Triomphe du Vernaculaire ?
DÉCOLONISER LE FUTUR. CARNETS DE CONFINEMENT, feuillet #8.
Certaines oeillères devenues trop lourdes à porter peut-être… Ou est-ce l’astralité extraordinairement révélée de l’Etat, qui exhibe les fonction d’efficience de ces dispositions demeurées organiques : Partout la ville officielle, prescrite, “moderne”, des grandes surfaces… cale ! Par contraste celle de la latéralité et du marché africain de plein air propose des qualités de perpétuation de la vie et de résistance à la crise de la contagion !.
C’est une épiphanie.
La vendeuse de bouillie en bas de chez moi se met à questionner !
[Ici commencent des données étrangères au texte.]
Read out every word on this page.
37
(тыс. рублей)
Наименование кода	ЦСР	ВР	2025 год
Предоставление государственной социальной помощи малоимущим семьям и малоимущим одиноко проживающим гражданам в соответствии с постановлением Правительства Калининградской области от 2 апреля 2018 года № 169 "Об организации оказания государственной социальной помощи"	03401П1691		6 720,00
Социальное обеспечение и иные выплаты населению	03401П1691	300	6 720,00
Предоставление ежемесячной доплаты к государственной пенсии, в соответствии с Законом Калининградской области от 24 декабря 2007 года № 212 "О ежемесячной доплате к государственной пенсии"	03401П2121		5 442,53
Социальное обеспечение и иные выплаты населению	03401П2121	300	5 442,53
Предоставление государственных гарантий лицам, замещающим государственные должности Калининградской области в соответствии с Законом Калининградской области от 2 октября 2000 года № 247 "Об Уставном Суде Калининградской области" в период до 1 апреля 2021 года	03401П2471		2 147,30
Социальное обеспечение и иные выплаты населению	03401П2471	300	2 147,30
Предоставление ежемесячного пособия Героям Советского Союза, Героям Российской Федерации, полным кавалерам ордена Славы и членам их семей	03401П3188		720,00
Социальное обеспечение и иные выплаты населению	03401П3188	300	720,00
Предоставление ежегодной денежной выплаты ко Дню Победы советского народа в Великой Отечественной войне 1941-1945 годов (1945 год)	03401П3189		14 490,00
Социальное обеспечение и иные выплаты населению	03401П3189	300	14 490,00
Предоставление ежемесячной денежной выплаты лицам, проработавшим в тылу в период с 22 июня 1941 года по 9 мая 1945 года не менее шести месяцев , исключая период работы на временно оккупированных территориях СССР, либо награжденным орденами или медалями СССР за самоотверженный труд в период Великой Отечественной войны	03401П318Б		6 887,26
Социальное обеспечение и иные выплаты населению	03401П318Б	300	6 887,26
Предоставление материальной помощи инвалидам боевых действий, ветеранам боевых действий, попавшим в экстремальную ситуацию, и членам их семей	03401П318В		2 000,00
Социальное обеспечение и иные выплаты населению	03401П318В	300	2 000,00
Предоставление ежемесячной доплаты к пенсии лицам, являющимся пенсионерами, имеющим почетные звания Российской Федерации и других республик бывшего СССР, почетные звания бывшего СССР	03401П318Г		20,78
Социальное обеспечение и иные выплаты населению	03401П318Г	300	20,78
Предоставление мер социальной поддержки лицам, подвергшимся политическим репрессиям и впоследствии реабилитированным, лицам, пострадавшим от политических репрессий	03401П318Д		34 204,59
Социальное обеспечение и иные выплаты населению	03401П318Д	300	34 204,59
Son bon sens transperce aisément l’inanité de l’artificiel achevé. L’empetretrement « des Blancs », leurs contradictions s’entendent plus haut que jamais et leurs difficultés à faire face se voient… Alors la pauvreté de la « richesse » a été massivement perçue par les populations d’Afrique
Ainsi quand l’artificialité affichait un niveau de condensation jamais atteint dans le spectacle officiel elle s’effilochait dans la rue africaine. Les populations s’affranchissent comme elles vivent avec une acuité nouvelle le pathétique de tous les réflexes de pouvoir locaux d’aboyer des consignes de réalités occidentales bancales à transposer et la contre-intuitivité de leurs mesures-menaces relativement au concret. Elles comprennent que c’est au concret qu’il faut obéir, non à l’Etat. Les relais de ce dernier demeurent interdits devant cette fronde qu’on pourrait qualifier de la vérité du réel. Les nombreux bastonnés et les quelques assassinats par ci et là de la police de la contagion disent plus d’un dépit de cette survivance de système colonial : l’Etat en Afrique, face à l’auto- mouvement ponctuel politisé de l’histoire.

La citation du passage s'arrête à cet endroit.